Alas for you, Rose, Princess Vocqsal!--you who must needs play with edged tools till they cut you to the quick!--you who must needs rouse passions that have blighted you to the core!--you who never knew you had a heart till the eve of St. Hubert's Day, and found it empty and broken on the morrow of that festival!
She tends that old man now with the patience and devotion of a saint--that old childish invalid in his garden chair, prattling of his early exploits, playing contentedly with his little dog, fretful and impatient about his dinner. This is all that a paralytic stroke, acting on a constitution weakened by excess, has left of Prince Vocqsal.
Nor is the wife less altered than her husband. Who would recognise in those pale sunken features, in that hair once so sunny, now streaked with whole masses of grey, in that languid step and listless, fragile form, the fresh, sparkling roseate beauty of the famous Princess Vocqsal? She has done with beauty now; she has done with love and light, and all that constitute the charm and the sunshine of life; but she has still a duty to perform; she has still an expiation to make; and with a force and determination which many a less erring nature might fail to imitate, she has set herself resolutely to the task.

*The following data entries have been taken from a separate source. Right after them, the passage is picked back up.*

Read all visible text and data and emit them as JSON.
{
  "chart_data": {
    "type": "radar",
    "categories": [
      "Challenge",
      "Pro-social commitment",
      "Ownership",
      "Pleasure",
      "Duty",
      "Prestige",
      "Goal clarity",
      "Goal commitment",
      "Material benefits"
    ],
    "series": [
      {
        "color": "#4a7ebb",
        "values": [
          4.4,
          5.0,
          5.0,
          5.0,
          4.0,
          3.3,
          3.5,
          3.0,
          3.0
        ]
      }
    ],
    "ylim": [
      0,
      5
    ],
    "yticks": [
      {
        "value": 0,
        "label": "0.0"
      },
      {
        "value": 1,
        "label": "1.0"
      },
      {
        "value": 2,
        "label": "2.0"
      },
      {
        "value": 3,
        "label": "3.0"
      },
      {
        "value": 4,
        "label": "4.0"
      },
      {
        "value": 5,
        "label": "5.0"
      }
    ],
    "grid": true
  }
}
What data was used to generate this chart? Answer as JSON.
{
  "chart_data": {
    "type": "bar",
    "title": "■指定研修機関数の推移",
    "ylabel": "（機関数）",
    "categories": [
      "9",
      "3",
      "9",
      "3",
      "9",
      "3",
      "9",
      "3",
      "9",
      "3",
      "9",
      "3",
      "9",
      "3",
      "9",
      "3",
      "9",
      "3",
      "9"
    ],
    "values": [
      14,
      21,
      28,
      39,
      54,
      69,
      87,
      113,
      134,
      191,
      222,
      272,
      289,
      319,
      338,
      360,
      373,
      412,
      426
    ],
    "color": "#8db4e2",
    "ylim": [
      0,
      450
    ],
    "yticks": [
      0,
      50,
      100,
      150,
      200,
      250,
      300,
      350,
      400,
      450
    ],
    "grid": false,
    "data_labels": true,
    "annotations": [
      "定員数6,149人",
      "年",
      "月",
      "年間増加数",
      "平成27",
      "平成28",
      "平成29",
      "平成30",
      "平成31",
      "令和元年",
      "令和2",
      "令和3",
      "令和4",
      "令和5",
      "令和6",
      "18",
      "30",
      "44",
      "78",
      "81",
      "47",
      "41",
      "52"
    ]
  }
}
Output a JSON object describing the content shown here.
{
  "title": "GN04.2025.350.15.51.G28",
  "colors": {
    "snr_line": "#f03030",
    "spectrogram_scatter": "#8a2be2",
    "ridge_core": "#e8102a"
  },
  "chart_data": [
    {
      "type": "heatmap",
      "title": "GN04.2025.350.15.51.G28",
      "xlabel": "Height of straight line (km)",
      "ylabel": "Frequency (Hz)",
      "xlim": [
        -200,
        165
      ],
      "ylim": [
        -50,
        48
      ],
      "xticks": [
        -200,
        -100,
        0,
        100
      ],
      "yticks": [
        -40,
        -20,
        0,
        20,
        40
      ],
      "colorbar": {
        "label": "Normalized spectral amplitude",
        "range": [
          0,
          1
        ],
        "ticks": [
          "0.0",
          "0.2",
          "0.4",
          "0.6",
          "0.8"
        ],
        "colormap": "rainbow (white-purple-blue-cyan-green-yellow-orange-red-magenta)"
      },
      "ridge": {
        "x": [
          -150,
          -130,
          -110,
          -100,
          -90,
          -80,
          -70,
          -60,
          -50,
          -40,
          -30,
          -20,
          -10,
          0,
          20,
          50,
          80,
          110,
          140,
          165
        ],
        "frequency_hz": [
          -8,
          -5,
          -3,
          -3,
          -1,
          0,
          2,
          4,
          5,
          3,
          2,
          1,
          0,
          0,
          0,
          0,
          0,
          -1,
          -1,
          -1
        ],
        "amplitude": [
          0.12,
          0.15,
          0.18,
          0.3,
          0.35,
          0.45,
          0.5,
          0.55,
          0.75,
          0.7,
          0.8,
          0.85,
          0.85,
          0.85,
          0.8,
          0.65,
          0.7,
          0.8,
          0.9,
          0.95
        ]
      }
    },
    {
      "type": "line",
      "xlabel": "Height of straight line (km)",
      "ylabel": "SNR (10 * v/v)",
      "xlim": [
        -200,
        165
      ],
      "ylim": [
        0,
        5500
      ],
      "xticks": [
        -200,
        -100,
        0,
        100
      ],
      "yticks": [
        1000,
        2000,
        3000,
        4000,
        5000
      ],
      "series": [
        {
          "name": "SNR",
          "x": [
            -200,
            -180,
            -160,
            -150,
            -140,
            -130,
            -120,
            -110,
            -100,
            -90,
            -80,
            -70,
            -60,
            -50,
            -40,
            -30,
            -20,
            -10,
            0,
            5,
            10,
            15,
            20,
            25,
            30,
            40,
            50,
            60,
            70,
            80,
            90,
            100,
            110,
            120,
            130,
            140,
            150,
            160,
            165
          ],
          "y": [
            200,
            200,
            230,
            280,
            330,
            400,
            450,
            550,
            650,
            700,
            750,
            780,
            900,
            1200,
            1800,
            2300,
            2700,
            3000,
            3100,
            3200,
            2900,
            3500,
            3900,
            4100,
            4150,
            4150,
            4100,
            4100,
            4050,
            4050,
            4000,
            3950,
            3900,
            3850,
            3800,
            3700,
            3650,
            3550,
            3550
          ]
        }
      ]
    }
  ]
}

Save to attend to her religious duties, comprising many an act of severe and grievous penance, she never leaves her patient. All that woman's care and woman's tenderness can provide, she lavishes on that querulous invalid; with woman's instinct of loving that which she protects, he is dearer to her now than anything on earth; but oh! it is a sad, sad face that she turns to the breeze from Edeldorf.